En los últimos meses el foco de atención internacional se había posado con inquieta atención en la presencia de tropas norcoreanas en Ucrania. Meses antes, el líder supremo de Corea del Norte, Kim Jong-Un, tomó la drástica decisión de quemar las naves con Corea del Sur. El año pasado calificó al país hermano de “enemigo principal”, señaló la posibilidad de incorporarlo por la fuerza, y para no dejar cabos sueltos, avisó que utilizaría armamento nuclear en caso de percibir una amenaza al régimen. Dentro de la gravedad, nada sorprendente en la forma de proceder de Pyongyang, alineada en el eje CRINK —acrónimo de China, Rusia, Irán y Corea del Norte— en connivencia con la invasión de Ucrania.
Sin embargo, nadie pudo imaginar una amenaza a la estabilidad regional proveniente de un país del eje opuesto: Corea del Sur. Una democracia vibrante cuyos indicadores de desarrollo la sitúan entre los niveles más altos de modernización, que exporta tecnología digital de vanguardia, y ejerce un notable soft power mundial a través de su cultura popular. Una democracia consolidada, con un nivel de prosperidad comparable al de Japón o el Reino Unido, que en la década de los ochenta era reconocida como uno de los cuatro Pequeños Dragones de los países recién industrializados de Extremo Oriente, junto con Taiwán, Hong Kong y Singapur.
La decisión del presidente surcoreano, el conservador Yoon Suk-Yeol, de aplicar la ley marcial con nocturnidad literal y alevosía, tiene las características de un episodio que transgrede la lógica del orden establecido: Corea del Sur se comporta como cabría esperar de Corea del Norte; el presidente, amparándose en la amenaza de supuestas fuerzas radicales de la izquierda afines a Corea del Norte, asalta la democracia para “proteger el orden constitucional libre” (cit apud), y a las seis horas, rectifica y abandona. La inesperada medida de Yoon evoca la década de los sesenta, cuando el Gobierno civil fue derrocado por el golpe de Estado del general Park Chung Hee. No fue hasta 1987 que el país adoptó una nueva Constitución que permitió la elección directa del presidente y fortaleció los poderes de la Asamblea Nacional.
Sobre la aventura kamikaze de Yoon, falta conocer cómo pudo lanzarse a un suicidio político sin contar con las garantías de su partido y el ejército. Todo parece apuntar a una maniobra que tenía por objetivo arrestar a los principales dirigentes de la oposición. Un giro desesperado para mantener el poder ante una crisis de legitimidad. El presidente surcoreano se encuentra acorralado por circunstancias adversas.
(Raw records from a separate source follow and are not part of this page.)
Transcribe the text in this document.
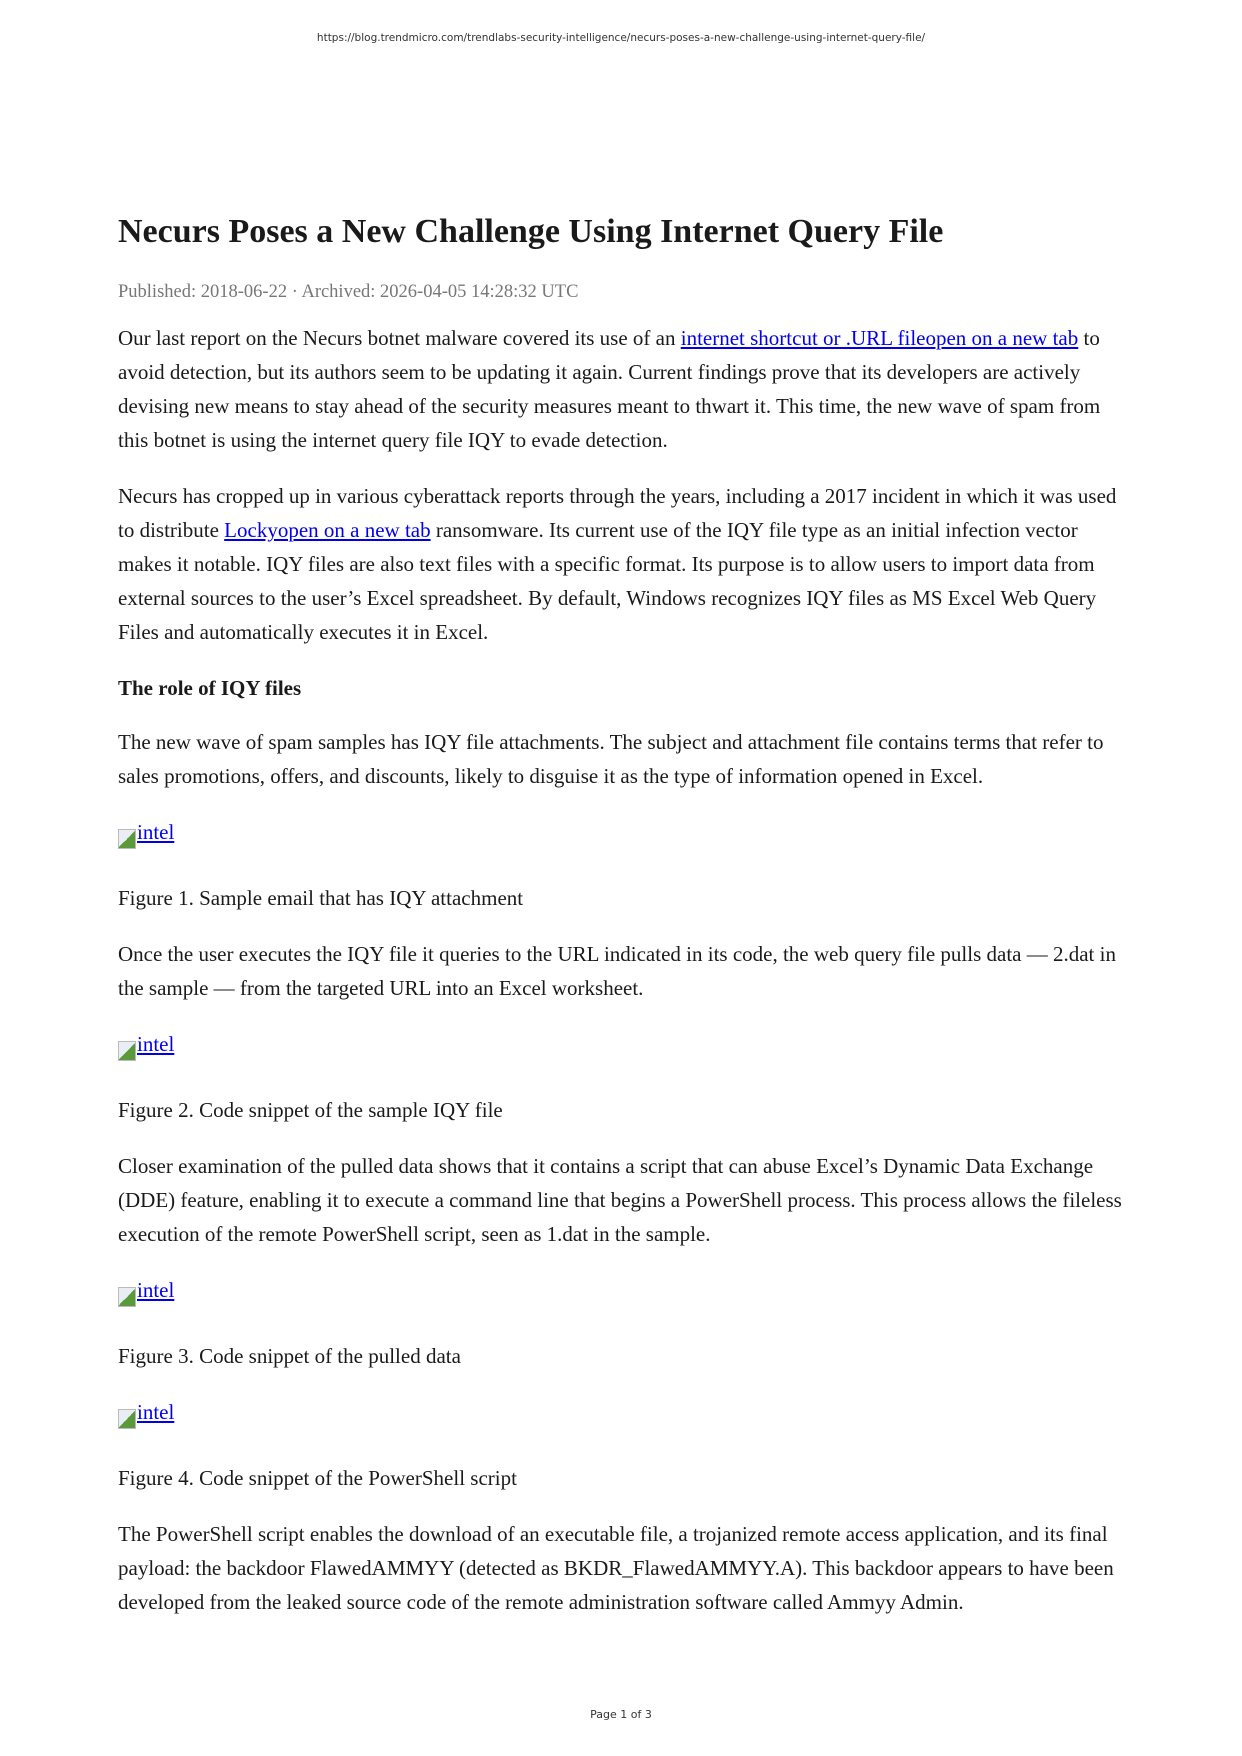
https://blog.trendmicro.com/trendlabs-security-intelligence/necurs-poses-a-new-challenge-using-internet-query-file/
Necurs Poses a New Challenge Using Internet Query File
Published: 2018-06-22 · Archived: 2026-04-05 14:28:32 UTC

Our last report on the Necurs botnet malware covered its use of an internet shortcut or .URL fileopen on a new tab to avoid detection, but its authors seem to be updating it again. Current findings prove that its developers are actively devising new means to stay ahead of the security measures meant to thwart it. This time, the new wave of spam from this botnet is using the internet query file IQY to evade detection.

Necurs has cropped up in various cyberattack reports through the years, including a 2017 incident in which it was used to distribute Lockyopen on a new tab ransomware. Its current use of the IQY file type as an initial infection vector makes it notable. IQY files are also text files with a specific format. Its purpose is to allow users to import data from external sources to the user’s Excel spreadsheet. By default, Windows recognizes IQY files as MS Excel Web Query Files and automatically executes it in Excel.

The role of IQY files

The new wave of spam samples has IQY file attachments. The subject and attachment file contains terms that refer to sales promotions, offers, and discounts, likely to disguise it as the type of information opened in Excel.

intel

Figure 1. Sample email that has IQY attachment

Once the user executes the IQY file it queries to the URL indicated in its code, the web query file pulls data — 2.dat in the sample — from the targeted URL into an Excel worksheet.

intel

Figure 2. Code snippet of the sample IQY file

Closer examination of the pulled data shows that it contains a script that can abuse Excel’s Dynamic Data Exchange (DDE) feature, enabling it to execute a command line that begins a PowerShell process. This process allows the fileless execution of the remote PowerShell script, seen as 1.dat in the sample.

intel

Figure 3. Code snippet of the pulled data

intel

Figure 4. Code snippet of the PowerShell script

The PowerShell script enables the download of an executable file, a trojanized remote access application, and its final payload: the backdoor FlawedAMMYY (detected as BKDR_FlawedAMMYY.A). This backdoor appears to have been developed from the leaked source code of the remote administration software called Ammyy Admin.

Page 1 of 3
Por un lado, enfrenta una creciente impopularidad, con un índice de aprobación que ha caído al nivel del 20%. En las elecciones parlamentarias de abril, su formación, el Partido del Poder Popular, fue derrotada por el progresista Partido Democrático, que en la actualidad controla el Parlamento. La nueva configuración política dificultó la aprobación del presupuesto del próximo año. A ello se suma la presión por escándalos de tráfico de influencia que implican a su esposa y a altos funcionarios de su administración, —casos que Yoon ha rechazado investigar—, así como movilizaciones y protestas pidiendo su destitución.
Para John Joseph Chin y Joe Wright, en The Conversation, estamos ante un nuevo caso de “autogolpe”, o golpe a la inversa: la toma de poder por un jefe del Ejecutivo en contravención de las leyes. El presidente, en lugar de ser víctima de un golpe de Estado clásico, emprende acciones ilegales contra otras personas o instituciones del régimen para ampliar su propio poder. En el caso de Yoon, jugaron en su contra la movilización masiva de la sociedad, los reflejos de los parlamentarios al acudir de inmediato a la Asamblea para anular la ley marcial, y el distanciamiento de los altos mandos militares y del dirigente de su partido, Han Dong-hoon.
Las implicaciones internacionales son importantes. Corea del Sur es un pilar clave de Estados Unidos en el Indo-Pacífico, comprometido con la defensa del Derecho internacional en una región marcada por disputas marítimas y territoriales. La administración Biden ha realizado un esfuerzo sostenido para acercar a Corea del Sur y Japón, que comparten la preocupación por las constantes provocaciones de Corea del Norte y los intentos unilaterales de Pekín de cambiar el statu quo en aguas indopacíficas. El resultado de este esfuerzo fue la Cumbre Trilateral de Líderes de Camp David del año pasado y los acuerdos de colaboración tripartita adoptados y puestos en marcha a lo largo de este año.